The root cause: three factors multiplying
Sitting in the fetcher code was this constant:
// feels live without burning quota
const CACHE_TTL_SECONDS = 15;The comment explains the intent: 15 seconds so the data feels live without burning quota. The problem is that the "without burning quota" half of that claim was never tested against arithmetic. Once you actually compute it, three factors multiply into each other.
Factor one: a 15-second TTL means every cache key can refetch up to four times a minute. That is the baseline.
Factor two, and the sneakiest of the three: cache fragmentation. The per-coin and per-NFT endpoints do not produce one cache key. Each produces 100+ keys, one per resource. A TTL protects per key, not per endpoint. So "one endpoint with a 15-second cache" is really hundreds of 15-second timers running in parallel.
Factor three: zero visitors does not mean zero traffic. Bot crawlers, a forgotten dev tab still polling, monitoring, sitemap regeneration, all of it keeps running before the first human ever shows up. One bot crawl pass touching N pages means N fresh fetches in every TTL window.
Multiply the three together and 1.7 million a month stops looking mysterious.
The Sanity leak took a different path to the same theme. provider-status.ts wrote 2 Sanity requests on every single fetcher invocation, and that fetcher was called from 88 call sites. Every fetch, including the millions triggered by the fragmentation above, also logged its status. That is where the 860K writes-per-month projection came from.
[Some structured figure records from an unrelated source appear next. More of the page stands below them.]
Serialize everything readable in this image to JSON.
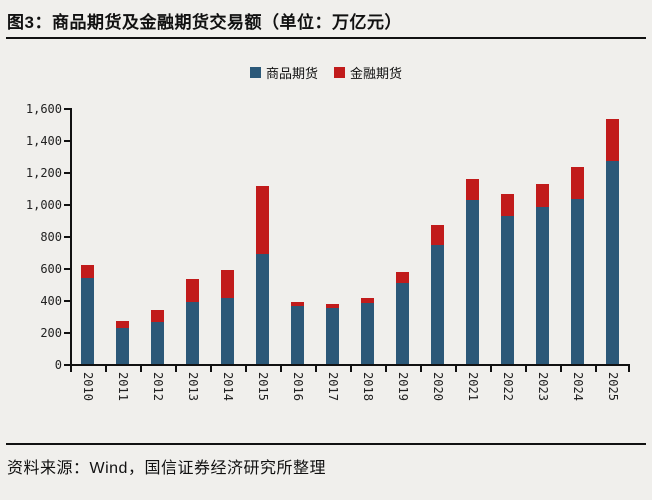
{
  "title": "图3：商品期货及金融期货交易额（单位：万亿元）",
  "source_note": "资料来源：Wind，国信证券经济研究所整理",
  "colors": {
    "commodity_blue": "#2B5878",
    "financial_red": "#C11B1B",
    "axis_black": "#111111",
    "background": "#F0EFEC"
  },
  "legend": {
    "items": [
      {
        "label": "商品期货",
        "color": "#2B5878"
      },
      {
        "label": "金融期货",
        "color": "#C11B1B"
      }
    ]
  },
  "chart_data": {
    "type": "bar",
    "stacked": true,
    "title": "商品期货及金融期货交易额",
    "unit": "万亿元",
    "categories": [
      "2010",
      "2011",
      "2012",
      "2013",
      "2014",
      "2015",
      "2016",
      "2017",
      "2018",
      "2019",
      "2020",
      "2021",
      "2022",
      "2023",
      "2024",
      "2025"
    ],
    "series": [
      {
        "name": "商品期货",
        "color": "#2B5878",
        "values": [
          535,
          225,
          260,
          390,
          410,
          685,
          360,
          350,
          380,
          505,
          745,
          1025,
          925,
          980,
          1030,
          1270
        ]
      },
      {
        "name": "金融期货",
        "color": "#C11B1B",
        "values": [
          85,
          45,
          80,
          140,
          175,
          430,
          30,
          25,
          35,
          70,
          125,
          130,
          140,
          145,
          200,
          260
        ]
      }
    ],
    "totals": [
      620,
      270,
      340,
      530,
      585,
      1115,
      390,
      375,
      415,
      575,
      870,
      1155,
      1065,
      1125,
      1230,
      1530
    ],
    "xlabel": "",
    "ylabel": "",
    "ylim": [
      0,
      1600
    ],
    "ytick_step": 200,
    "ytick_labels": [
      "0",
      "200",
      "400",
      "600",
      "800",
      "1,000",
      "1,200",
      "1,400",
      "1,600"
    ],
    "legend_position": "top-center",
    "grid": false,
    "x_label_rotation_deg": 90
  }
}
The fix: run the math first, then pick the number
The TTL for shared endpoints went from 15 to 60 seconds, and the constant now has to carry its own justification:
// CACHE_TTL_SECONDS = 60. Single cache key (shared top-100). Caps at 60x24x30/60s = 43K calls/month max. Analyst limit 500K. OK.
const CACHE_TTL_SECONDS = 60;That comment is not decoration. It is the new required format: every TTL constant must state its key cardinality and its monthly projection. Per-resource fetchers, the ones with hundreds of keys, moved to 300 seconds. The combined projection dropped to about 250K calls per month, comfortably under the 500K ceiling.
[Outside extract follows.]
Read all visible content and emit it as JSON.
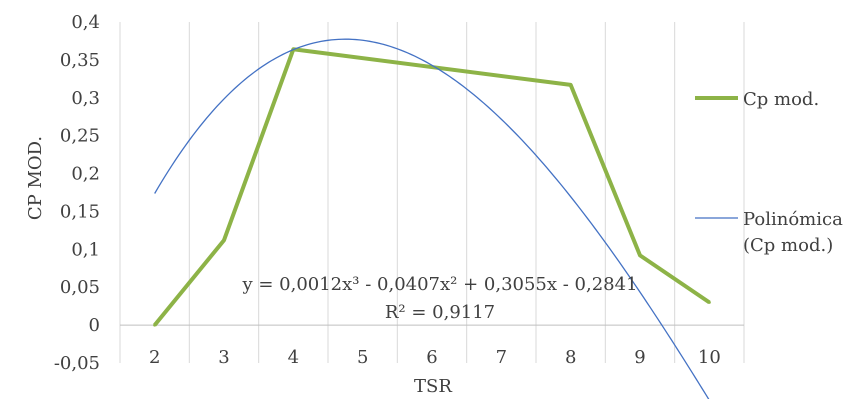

For Sanity, the provider-status writes got throttled with a Redis lock on Upstash using the SET NX EX pattern:
const lockKey = `provider-status-lock:${outcome}:${provider}`;
const acquired = await redis.set(lockKey, "1", { nx: true, ex: 300 });
if (!acquired) return; // this status was already recorded in the last 5 minutesOne write per outcome-and-provider combination every five minutes, no matter how often the fetcher fires. The projection fell from 860K to roughly 14K writes per month.
Two permanent rules came out of this incident: every TTL gets a cardinality-plus-projection comment, and per-resource fetchers get a TTL of at least 5 minutes.
The takeaway
- A TTL without a monthly projection is not configuration, it is a guess. The formula is cheap: key count times refresh frequency times a month of runtime.
- Cache fragmentation is a hidden multiplier. A TTL protects per key, so count the keys your endpoint actually creates, not the endpoints you have.
- Zero visitors is not zero traffic. Bots, monitoring, and a polling dev tab are enough to blow a quota before launch.
- Side effects on the fetch path multiply too. Two "small" writes per invocation become hundreds of thousands when the invocations number in the millions.
- Paid API quota is the client's bill. Do the math before you deploy, not after the "keys have run out" message arrives.